Although iOS and Android enjoyed record device activations on Christmas day, tablets and smartphones running on these mobile operating systems aren't likely to replace personal computers any time soon. That's not to say tablets and smartphones won't change the PC landscape, however.
According to Forrester Research analyst Frank Gillett, tablets will not kill PCs but, "tablets will force them to evolve." We've already seen some evidence of this evolution with Microsoft's launch of Windows 8. This OS is built with touch controls in mind and also has a similar look and feel as other Microsoft-branded mobile devices such as Xbox or a Windows Phone.
The idea of carrying only a smartphone or tablet on a business trip sounds great to many people. However, most people who have tried this eventually go back to a laptop if they want to do "real work." After all, laptops often offer a larger screen, more processing power, and a more comfortable keyboard than tablets and smartphones.
Although PCs won't be replaced by tablets or smartphones any time soon, PC manufacturers are still likely to struggle during the evolutionary process. With all of the hype surrounding tablets and smartphones, PC sales haven't been as great as some manufacturers had hoped. The state of the economy hasn't helped either, since many companies have put off large PC purchases. As things pick up again, many people expect PC sales to improve.
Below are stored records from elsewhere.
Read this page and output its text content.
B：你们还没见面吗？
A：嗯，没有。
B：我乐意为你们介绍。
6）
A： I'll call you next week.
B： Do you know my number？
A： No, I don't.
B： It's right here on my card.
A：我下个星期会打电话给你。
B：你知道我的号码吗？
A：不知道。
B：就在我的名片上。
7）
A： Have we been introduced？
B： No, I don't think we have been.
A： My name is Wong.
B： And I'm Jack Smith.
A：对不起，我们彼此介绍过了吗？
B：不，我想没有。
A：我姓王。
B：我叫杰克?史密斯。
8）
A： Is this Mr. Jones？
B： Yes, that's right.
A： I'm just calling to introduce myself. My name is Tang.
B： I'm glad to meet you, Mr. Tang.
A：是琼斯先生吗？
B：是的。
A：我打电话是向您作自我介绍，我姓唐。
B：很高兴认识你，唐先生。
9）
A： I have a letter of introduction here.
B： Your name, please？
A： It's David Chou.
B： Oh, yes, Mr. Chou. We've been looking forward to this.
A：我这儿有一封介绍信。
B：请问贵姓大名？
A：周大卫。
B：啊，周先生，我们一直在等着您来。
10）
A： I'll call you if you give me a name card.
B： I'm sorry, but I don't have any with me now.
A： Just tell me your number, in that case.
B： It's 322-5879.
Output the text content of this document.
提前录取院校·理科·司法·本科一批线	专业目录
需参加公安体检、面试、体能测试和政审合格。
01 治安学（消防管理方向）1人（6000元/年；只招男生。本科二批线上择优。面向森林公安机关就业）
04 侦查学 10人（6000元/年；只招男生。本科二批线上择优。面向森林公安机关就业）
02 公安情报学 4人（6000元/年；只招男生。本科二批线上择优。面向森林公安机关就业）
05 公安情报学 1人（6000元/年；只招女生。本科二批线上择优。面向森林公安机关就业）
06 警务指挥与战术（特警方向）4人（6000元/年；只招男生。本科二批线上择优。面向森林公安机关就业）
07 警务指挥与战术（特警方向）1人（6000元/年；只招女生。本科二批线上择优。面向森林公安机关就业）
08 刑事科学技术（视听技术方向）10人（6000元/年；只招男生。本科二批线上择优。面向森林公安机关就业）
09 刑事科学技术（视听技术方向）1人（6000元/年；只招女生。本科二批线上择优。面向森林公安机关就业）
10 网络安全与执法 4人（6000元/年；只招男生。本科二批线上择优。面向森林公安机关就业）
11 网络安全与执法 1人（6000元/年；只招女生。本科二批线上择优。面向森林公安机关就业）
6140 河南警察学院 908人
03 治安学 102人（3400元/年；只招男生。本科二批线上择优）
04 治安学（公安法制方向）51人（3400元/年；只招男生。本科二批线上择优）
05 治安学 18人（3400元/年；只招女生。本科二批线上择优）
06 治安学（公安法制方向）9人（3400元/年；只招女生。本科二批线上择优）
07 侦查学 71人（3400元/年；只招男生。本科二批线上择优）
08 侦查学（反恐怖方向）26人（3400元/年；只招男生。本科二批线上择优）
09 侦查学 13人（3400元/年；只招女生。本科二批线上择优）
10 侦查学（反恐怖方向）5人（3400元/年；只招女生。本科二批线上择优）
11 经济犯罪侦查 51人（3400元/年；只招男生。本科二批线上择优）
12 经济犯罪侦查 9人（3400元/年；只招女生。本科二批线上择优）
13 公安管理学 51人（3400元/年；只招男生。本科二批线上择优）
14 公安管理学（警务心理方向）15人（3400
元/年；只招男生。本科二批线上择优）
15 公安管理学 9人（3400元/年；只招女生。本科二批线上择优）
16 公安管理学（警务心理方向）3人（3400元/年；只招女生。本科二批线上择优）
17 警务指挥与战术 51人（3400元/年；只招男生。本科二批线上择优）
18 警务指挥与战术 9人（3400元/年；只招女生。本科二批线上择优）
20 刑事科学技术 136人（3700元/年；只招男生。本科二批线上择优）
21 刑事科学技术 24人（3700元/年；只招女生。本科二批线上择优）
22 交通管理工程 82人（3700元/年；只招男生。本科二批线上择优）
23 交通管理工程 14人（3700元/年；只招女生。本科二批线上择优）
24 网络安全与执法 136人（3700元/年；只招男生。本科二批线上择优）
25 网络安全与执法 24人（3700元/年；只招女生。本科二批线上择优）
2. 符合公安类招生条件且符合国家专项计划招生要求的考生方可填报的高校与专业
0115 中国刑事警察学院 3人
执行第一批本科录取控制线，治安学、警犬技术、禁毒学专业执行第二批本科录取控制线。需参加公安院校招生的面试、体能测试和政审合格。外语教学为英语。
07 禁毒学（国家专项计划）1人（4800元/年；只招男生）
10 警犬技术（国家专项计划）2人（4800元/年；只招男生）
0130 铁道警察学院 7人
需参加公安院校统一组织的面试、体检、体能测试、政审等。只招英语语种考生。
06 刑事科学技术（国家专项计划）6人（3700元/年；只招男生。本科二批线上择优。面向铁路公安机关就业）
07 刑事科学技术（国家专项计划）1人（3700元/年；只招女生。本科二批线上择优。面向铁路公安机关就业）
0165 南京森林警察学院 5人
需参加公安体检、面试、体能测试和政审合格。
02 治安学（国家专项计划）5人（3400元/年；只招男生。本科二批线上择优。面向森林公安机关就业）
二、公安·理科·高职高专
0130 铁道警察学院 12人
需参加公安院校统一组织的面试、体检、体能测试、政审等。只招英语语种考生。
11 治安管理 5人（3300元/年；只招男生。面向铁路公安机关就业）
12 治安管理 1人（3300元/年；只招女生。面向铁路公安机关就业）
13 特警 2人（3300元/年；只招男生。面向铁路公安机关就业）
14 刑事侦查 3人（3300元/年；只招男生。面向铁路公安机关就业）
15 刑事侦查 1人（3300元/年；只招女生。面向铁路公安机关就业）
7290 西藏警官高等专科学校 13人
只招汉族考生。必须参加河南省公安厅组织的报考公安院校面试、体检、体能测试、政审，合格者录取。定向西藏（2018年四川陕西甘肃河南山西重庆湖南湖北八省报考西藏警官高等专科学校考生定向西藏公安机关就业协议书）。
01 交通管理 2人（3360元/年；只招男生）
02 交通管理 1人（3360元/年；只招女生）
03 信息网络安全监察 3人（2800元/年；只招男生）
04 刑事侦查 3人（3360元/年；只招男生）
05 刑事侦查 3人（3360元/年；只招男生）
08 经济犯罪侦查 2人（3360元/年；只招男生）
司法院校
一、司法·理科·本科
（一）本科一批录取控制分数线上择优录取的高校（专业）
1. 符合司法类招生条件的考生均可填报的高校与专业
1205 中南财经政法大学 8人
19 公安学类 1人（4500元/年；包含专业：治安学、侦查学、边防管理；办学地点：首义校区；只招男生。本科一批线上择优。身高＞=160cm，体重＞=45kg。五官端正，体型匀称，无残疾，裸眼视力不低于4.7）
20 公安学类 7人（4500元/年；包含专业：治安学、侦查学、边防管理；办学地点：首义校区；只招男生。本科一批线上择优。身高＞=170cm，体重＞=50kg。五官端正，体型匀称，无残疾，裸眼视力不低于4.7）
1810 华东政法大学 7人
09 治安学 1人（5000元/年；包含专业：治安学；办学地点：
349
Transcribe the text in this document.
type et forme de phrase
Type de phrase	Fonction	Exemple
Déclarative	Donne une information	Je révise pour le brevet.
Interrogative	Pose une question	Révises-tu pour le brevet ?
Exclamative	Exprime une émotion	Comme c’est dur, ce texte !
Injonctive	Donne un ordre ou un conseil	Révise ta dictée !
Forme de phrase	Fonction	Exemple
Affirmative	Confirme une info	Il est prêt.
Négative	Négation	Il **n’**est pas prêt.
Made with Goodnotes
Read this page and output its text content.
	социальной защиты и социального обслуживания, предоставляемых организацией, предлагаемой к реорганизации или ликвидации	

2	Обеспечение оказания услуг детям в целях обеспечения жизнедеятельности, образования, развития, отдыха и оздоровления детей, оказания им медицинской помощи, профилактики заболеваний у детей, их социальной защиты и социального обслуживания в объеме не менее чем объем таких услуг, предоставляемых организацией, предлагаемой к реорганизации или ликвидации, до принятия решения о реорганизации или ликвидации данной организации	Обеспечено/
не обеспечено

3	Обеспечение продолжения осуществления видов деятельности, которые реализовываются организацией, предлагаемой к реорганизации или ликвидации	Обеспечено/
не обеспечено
In the meantime, companies such as Lenovo and Samsung that sell devices in multiple market categories—tablets, smartphones, and laptops—have a competitive advantage.
Image Credit: Dell
Thank you, Jennifer, Finally, some sanity.
Agree with previous commentators ; to paraphrase Mark Twain, rumours of the death of the PC have been greatly exaggerated. Admittedly, one can do serious work with a tablet, so long as it has a docking station and a keyboard, but what is it then but a somewhat less convenient laptop/notebook ? At the same time, the observation that the success of tablets and smartphones will force PCs to change seems both correct and encouraging - the first change I'd like to see is not «touchscreens», which for ergonomic reasons I suspect are a dead end on laptops and stationary devices, but rather affordable screens and monitors that approach the resolutions in ppi that we are now seeing in smartphones and tablets. Can't wait !...
This is funny and my six year old is the one who shows it the best, She will play around with the smart phones, she will use my laptop and has no problem with it, she uses the Kindles, but the only time she messes with any of them is when the desktop is not available which tells me everything I need to know especially considering me and Sarah prefer the desktops to for anything more than checking on things or simple task's. So in the end the desktop's are the preferred device across the board!
Tablets have had the biggest market growth in the history of consumer electronics. This is sensational, and saying that they are replacing PCs is not irational, but it might take years for that to happen. Honestly, tablets are great for content consumption, but doing "real work" is not possible, not yet. Just as an example, what is a programmer supposed to do on a tablet? They are great stuff, but not as a complete replacement of PCs and laptops.